Não se ouvirá mais falar de iniqüidade em tua terra, nem de devastações e de ruínas em tuas fronteiras, e a salvação cobrirá teus muros e o louvor as tuas portas.

Para ti não haverá mais o sol para luzir durante o dia, nem o esplendor da lua te iluminará, pois o próprio Senhor será a tua luz eterna, e Deus a tua glória. Teu sol não se porá, e a tua lua não diminuirá, e terminarão os dias do teu luto".

Is. 60, 17-20

Por isto o santo Apóstolo não declara que qualquer alegria, de um modo geral e simplesmente, seja o reino de Deus, mas somente aquela que é no espirito, como ele assinala e específica (Rom. 14, 17). Ele sabe que existe uma outra alegria, que é censurável, da qual se diz:

"Este mundo se alegrará".

Jo. 16, 20

E ainda:

"Ai de vós que rides, porque chorareis".

Lc. 6, 25

O reino dos céus, sem dúvida, deve ser entendido em três sentidos. Ou que os céus, isto é, os santos, hão de reinar sobre os outros homens submetidos a eles, conforme esta palavra:

"Tu governarás cinco cidades, e tu a dez",

Lc. 19, 17-19

e esta outra dirigida aos discípulos:

"Assentai-vos-eis sobre doze tronos e julgareis as doze tribos de Israel".

I Cor. 15, 28

Outro sentido é que os próprios céus tornar-se-ão o reino de Cristo, quando tudo lhe for submetido e Deus começar a "ser tudo em todos" (I Cor. 15, 28). Ou, enfim, que os santos reinarão nos céus com o Senhor.
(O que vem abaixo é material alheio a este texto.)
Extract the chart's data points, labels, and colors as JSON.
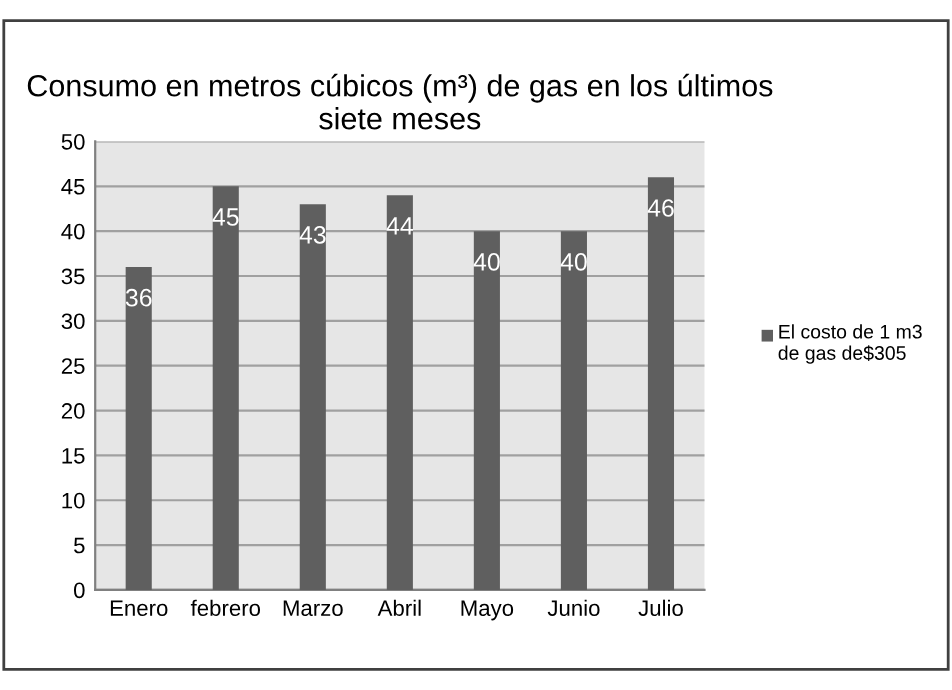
{
  "chart_data": {
    "type": "bar",
    "title": "Consumo en metros cúbicos (m³) de gas en los últimos siete meses",
    "categories": [
      "Enero",
      "febrero",
      "Marzo",
      "Abril",
      "Mayo",
      "Junio",
      "Julio"
    ],
    "series": [
      {
        "name": "El costo de 1 m3  de gas de$305",
        "color": "#5f5f5f",
        "values": [
          36,
          45,
          43,
          44,
          40,
          40,
          46
        ]
      }
    ],
    "ylim": [
      0,
      50
    ],
    "yticks": [
      0,
      5,
      10,
      15,
      20,
      25,
      30,
      35,
      40,
      45,
      50
    ],
    "grid": "y",
    "legend": "right",
    "data_labels": true
  }
}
Por este motivo, saiba cada um desde agora, enquanto se acha neste corpo, que lhe caberá aquele lugar e ministério do qual na vida presente ele se mostrar um membro devotado. E não duvide, também, que no século ele terá a mesma sorte daquele cujo serviço e companhia tiver agora preferido. É a sentença do Senhor que diz:

"Se alguém me quer servir, me siga, e onde eu estou, lá estará o meu ministro".

Jo. 12, 26

Quanto à contemplação de Deus, esta pode entender-se de muitos modos.

Pois Deus, nós o conhecemos não só pela admiração da sua essência incompreensível, que ainda se acha escondida na esperança da promessa, mas também pela grandeza das suas criaturas, ou se consideramos a sua justiça ou do auxílio cotidiano da sua providência. Assim é quando repassamos, de mente muito pura, tudo o que ele fez por seus santos ao longo de cada geração. É quando admiramos, de coração a tremer, a força com que governa, modera e rege todas as coisas, bem como a imensidade da sua ciência e o seu olhar ao qual não escapa nem o segredo dos corações. Ou quando pensamos que o numero das areias e das ondas do mar ele contou e conhece. E quando contemplamos, cheios de estupefação, que são presentes ao seu conhecimento as gotas das chuvas, os dias e as horas dos séculos, o passado e o futuro. E quando vemos, num transporte de admiração, a inefável clemência com que suporta, sem que a sua longanimidade se canse, os crimes inumeráveis cometidos a cada momento diante dos seus olhos. E a vocação a que nos chamou, pela graça da sua misericórdia e sem quaisquer méritos precedentes. E ainda quantas ocasiões de salvação ele concede aos que vai adotar como filhos!

Pois ele nos fez nascer de tal modo que, desde o berço, a sua graça e o conhecimento da sua lei nos fossem dados. E, vencendo em nós ele próprio o adversário, ao preço apenas do consentimento da nossa boa vontade, nos agracia com a eterna bem-aventurança e prêmios sem salvar, o plano de sua incarnação, e dilatar entre os povos as maravilhas dos seus méritos.

São, aliás, inumeráveis outras contemplações do mesmo gênero, que podem nascer em nossas faculdades, segundo a qualidade da nossa vida e a pureza do coração, e nas quais Deus é visto ou possuído em puras intuições. Ninguém, no entanto, as poderia reter perpetuamente, se nele ainda vive algo dos afetos carnais. Porque

"não poderás ver a minha face",

diz o Senhor,

"nenhum homem pode me ver e viver",

Ex. 33, 20

Isto é, para este mundo e as afeições terrenas.